The idea took complete possession of her and carried her along as she scribbled page after page, vividly describing what it was like to meet every man with the fact of her wealth invisibly pinned on her dress like a price tag. She hadn’t been insulting him, she wrote, Sam had to see that, she had merely been waiting for the right time to tell him the truth. She had been tempted to be honest with him so many times, but at first she’d been too happy just being Honey, reveling in being loved for herself. Yes, that delight had been too important to her. She’d been weak with herself—she admitted that freely, but
never
had she suspected him of any of the loathsome things of which he’d accused her. There had been such delicious novelty at first in putting on a mask, an innocent charm that did no one any harm.
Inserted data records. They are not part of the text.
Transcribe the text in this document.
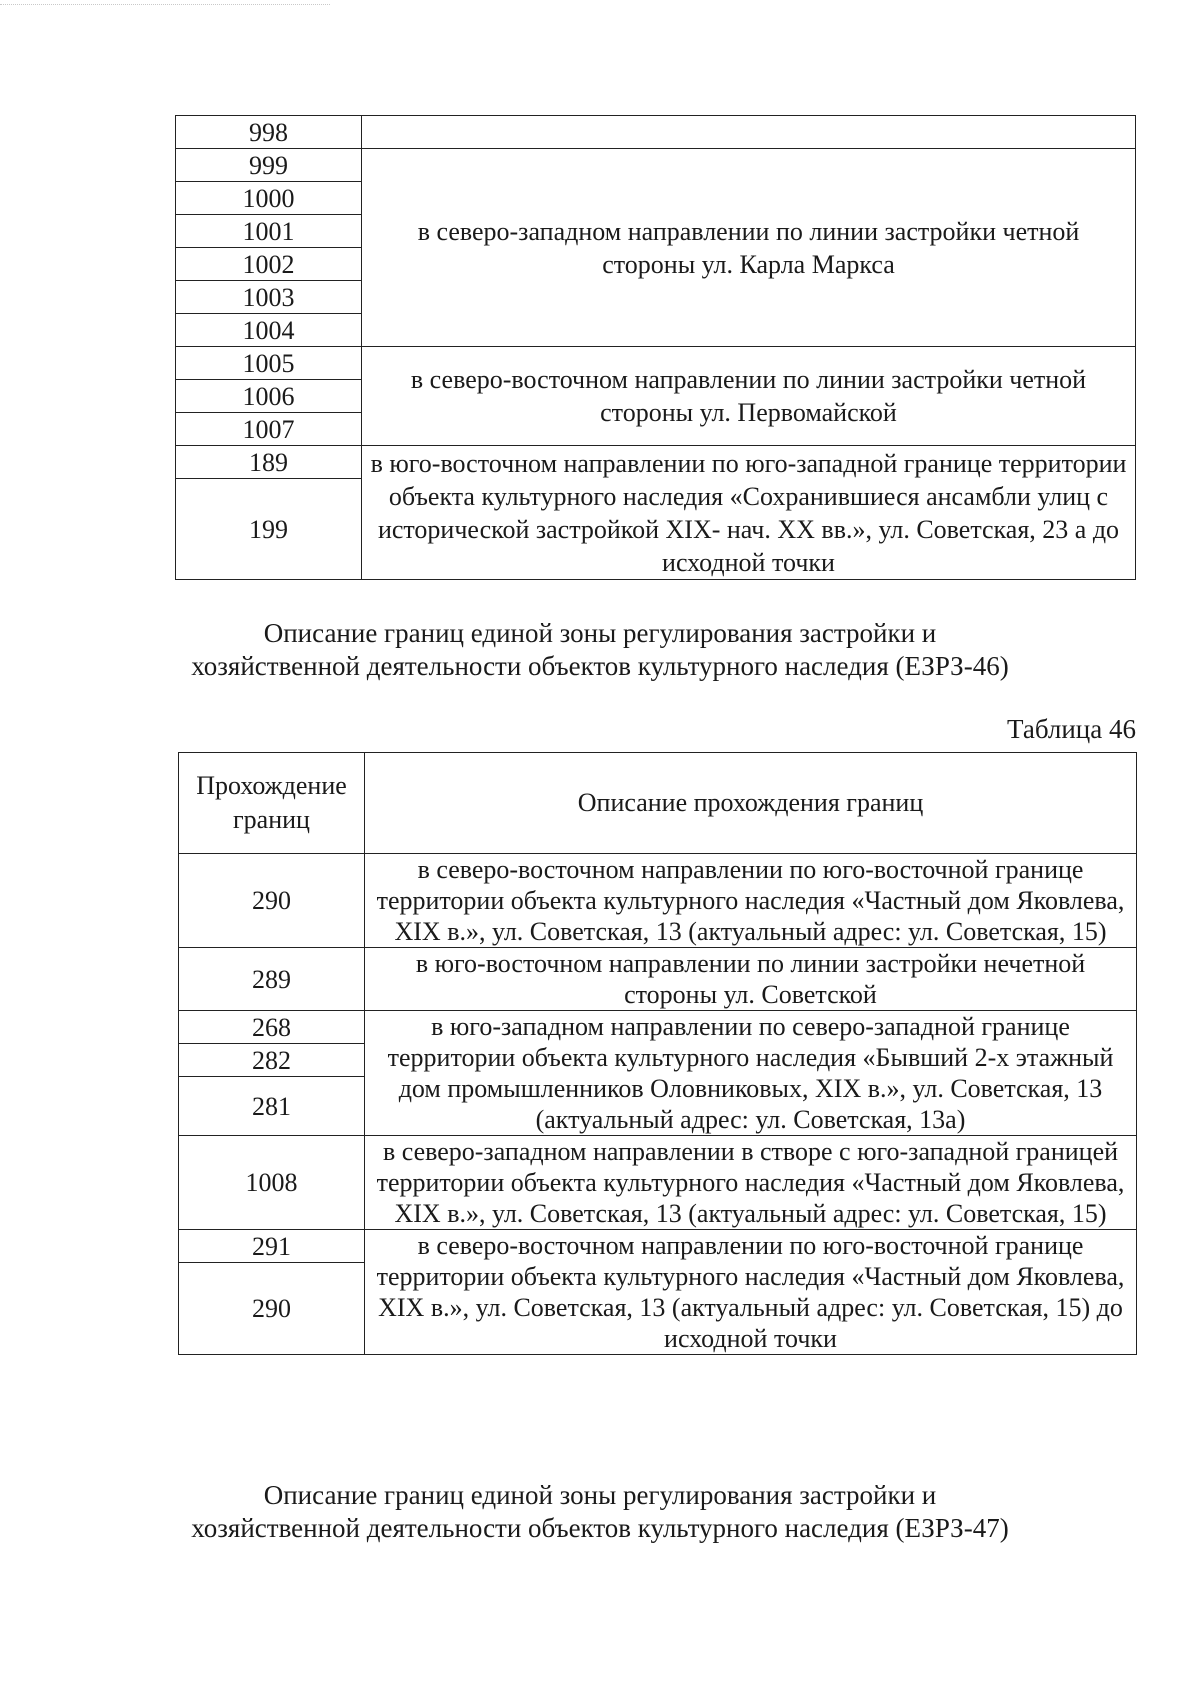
998	
999	в северо-западном направлении по линии застройки четной стороны ул. Карла Маркса
1000	
1001	
1002	
1003	
1004	
1005	в северо-восточном направлении по линии застройки четной стороны ул. Первомайской
1006	
1007	
189	в юго-восточном направлении по юго-западной границе территории объекта культурного наследия «Сохранившиеся ансамбли улиц с исторической застройкой XIX- нач. XX вв.», ул. Советская, 23 а до исходной точки
199	
Описание границ единой зоны регулирования застройки и
хозяйственной деятельности объектов культурного наследия (ЕЗРЗ-46)
Таблица 46
Прохождение
границ	Описание прохождения границ
290	в северо-восточном направлении по юго-восточной границе территории объекта культурного наследия «Частный дом Яковлева, XIX в.», ул. Советская, 13 (актуальный адрес: ул. Советская, 15)
289	в юго-восточном направлении по линии застройки нечетной стороны ул. Советской
268	в юго-западном направлении по северо-западной границе территории объекта культурного наследия «Бывший 2-х этажный дом промышленников Оловниковых, XIX в.», ул. Советская, 13 (актуальный адрес: ул. Советская, 13а)
282	
281	
1008	в северо-западном направлении в створе с юго-западной границей территории объекта культурного наследия «Частный дом Яковлева, XIX в.», ул. Советская, 13 (актуальный адрес: ул. Советская, 15)
291	в северо-восточном направлении по юго-восточной границе территории объекта культурного наследия «Частный дом Яковлева, XIX в.», ул. Советская, 13 (актуальный адрес: ул. Советская, 15) до исходной точки
290	
Описание границ единой зоны регулирования застройки и
хозяйственной деятельности объектов культурного наследия (ЕЗРЗ-47)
Then, by the end of the summer, he’d become so deeply involved with the show, growing more and more concerned about it. How could she have disturbed him then, during those four difficult months of mounting nervousness before the show had opened? Oh, surely he must know that she’d believed totally in his success!
But he had to prove it to himself
—so she’d made herself wait until after the exhibition. She saw now that she’d been totally wrong, horribly misguided, but it had been a miscalculation created by the depth of her love. Couldn’t he make allowances for her stupidity, based on her past experiences with other men, and couldn’t he forgive her for it? Stupidity was her only crime.